Whatever you do wont be accurate unless you use an external crystal as the internal 4MHz oscillator only holds +/-1% accuracy at 3.5V Vdd 25 deg C. Over the normal Vdd range and temperatures above 0 deg C it will hold +/-2% degrading to +/-5% below 0 deg C or for the extended temperature range part, above 85 deg C.
Given an accurate oscillator, software delays cam be just as accurate as a hardware timer. The difficulty is keeping track of the small proportion of the CPU time used by other code in between calls to the delay routine. This is only an issue when you require background long-period timekeeping to quartz crystal accuracy, for which a hardware timer is vastly preferable because it can be configured to increment autonomously.
A further complication is lost time when writing to a running timer.

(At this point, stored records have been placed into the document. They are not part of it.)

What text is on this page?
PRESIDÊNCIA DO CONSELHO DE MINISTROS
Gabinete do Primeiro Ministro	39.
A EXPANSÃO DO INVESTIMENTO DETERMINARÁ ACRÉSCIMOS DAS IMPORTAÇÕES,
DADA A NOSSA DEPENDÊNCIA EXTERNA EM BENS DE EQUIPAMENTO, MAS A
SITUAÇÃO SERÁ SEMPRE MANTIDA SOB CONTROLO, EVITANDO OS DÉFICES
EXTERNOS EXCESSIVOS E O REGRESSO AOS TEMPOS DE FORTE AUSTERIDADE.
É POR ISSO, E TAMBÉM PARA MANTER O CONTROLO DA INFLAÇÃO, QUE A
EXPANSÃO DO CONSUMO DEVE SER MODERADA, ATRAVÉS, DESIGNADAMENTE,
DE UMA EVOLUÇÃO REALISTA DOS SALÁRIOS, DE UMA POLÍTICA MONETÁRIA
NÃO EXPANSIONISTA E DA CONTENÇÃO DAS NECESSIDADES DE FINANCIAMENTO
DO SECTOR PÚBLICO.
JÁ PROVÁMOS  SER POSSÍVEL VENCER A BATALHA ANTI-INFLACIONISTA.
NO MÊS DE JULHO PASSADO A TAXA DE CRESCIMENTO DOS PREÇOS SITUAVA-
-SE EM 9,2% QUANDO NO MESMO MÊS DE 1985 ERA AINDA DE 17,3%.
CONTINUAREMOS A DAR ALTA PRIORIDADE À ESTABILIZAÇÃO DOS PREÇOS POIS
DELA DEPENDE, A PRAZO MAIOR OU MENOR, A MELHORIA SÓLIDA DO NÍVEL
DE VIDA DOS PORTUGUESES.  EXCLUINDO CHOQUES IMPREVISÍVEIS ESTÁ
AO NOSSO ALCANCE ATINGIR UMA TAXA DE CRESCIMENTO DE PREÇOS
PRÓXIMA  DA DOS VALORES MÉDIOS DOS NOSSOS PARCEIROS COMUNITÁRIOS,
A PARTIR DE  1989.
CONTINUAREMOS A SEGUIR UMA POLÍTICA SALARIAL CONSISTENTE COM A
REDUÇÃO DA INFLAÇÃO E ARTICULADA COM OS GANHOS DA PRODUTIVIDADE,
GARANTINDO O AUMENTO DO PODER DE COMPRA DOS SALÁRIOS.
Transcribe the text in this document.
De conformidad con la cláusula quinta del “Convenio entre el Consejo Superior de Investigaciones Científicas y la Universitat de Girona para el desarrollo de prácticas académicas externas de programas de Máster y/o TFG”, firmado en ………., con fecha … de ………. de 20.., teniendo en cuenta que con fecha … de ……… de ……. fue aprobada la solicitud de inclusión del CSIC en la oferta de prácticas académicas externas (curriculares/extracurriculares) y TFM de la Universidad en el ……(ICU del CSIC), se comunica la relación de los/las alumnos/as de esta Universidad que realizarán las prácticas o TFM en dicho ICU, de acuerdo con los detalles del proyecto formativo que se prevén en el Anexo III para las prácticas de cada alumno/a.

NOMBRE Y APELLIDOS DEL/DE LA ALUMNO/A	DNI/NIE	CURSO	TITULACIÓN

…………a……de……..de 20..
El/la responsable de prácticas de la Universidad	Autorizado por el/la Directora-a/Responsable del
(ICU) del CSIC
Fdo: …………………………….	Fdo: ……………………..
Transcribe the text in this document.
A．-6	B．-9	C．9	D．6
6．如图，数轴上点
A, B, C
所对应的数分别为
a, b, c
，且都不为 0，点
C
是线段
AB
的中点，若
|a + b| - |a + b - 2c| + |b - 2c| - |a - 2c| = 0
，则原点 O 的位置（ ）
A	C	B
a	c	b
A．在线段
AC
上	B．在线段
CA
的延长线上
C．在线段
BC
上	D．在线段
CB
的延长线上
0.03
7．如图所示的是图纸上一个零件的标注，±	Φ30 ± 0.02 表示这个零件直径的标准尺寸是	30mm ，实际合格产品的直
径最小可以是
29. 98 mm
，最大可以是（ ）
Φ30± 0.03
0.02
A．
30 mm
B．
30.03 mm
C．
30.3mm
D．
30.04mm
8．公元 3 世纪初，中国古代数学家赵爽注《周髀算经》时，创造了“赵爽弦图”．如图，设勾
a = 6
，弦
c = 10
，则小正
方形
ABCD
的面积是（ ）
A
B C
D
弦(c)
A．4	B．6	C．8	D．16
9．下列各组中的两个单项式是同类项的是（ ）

When you write to a PIC timer, the prescaler is cleared so if you try to preload the timer in an ISR to get a 'nice' rate for your application timing (e.g a power of 10 fraction of a second) it will invariably loose time slightly. That wont matter with a +/-2% oscillator, but if you need crystal accuracy, and you want to use a timer with a prescaler you need to let the timer free-run and cope with the fact the resulting rollover interrupt rate is a binary fraction of the clock speed.
Your best bet is to study the
Gooligum Mid-Range PIC tutorials (free sample) (registration required for free download). Its for a different PIC, and uses XC8 undrer MPLAB X, but the code to actually handle Timer 0 and its interrupt is pretty much the same for your PIC and the old version of HiTech C you are using. The MPLAB 8 Simulator does a great job of simulating your PIC and the PIC12F629 used in the tutorials, including their hardware timers so you can check the code works as expected before porting it to your hardware.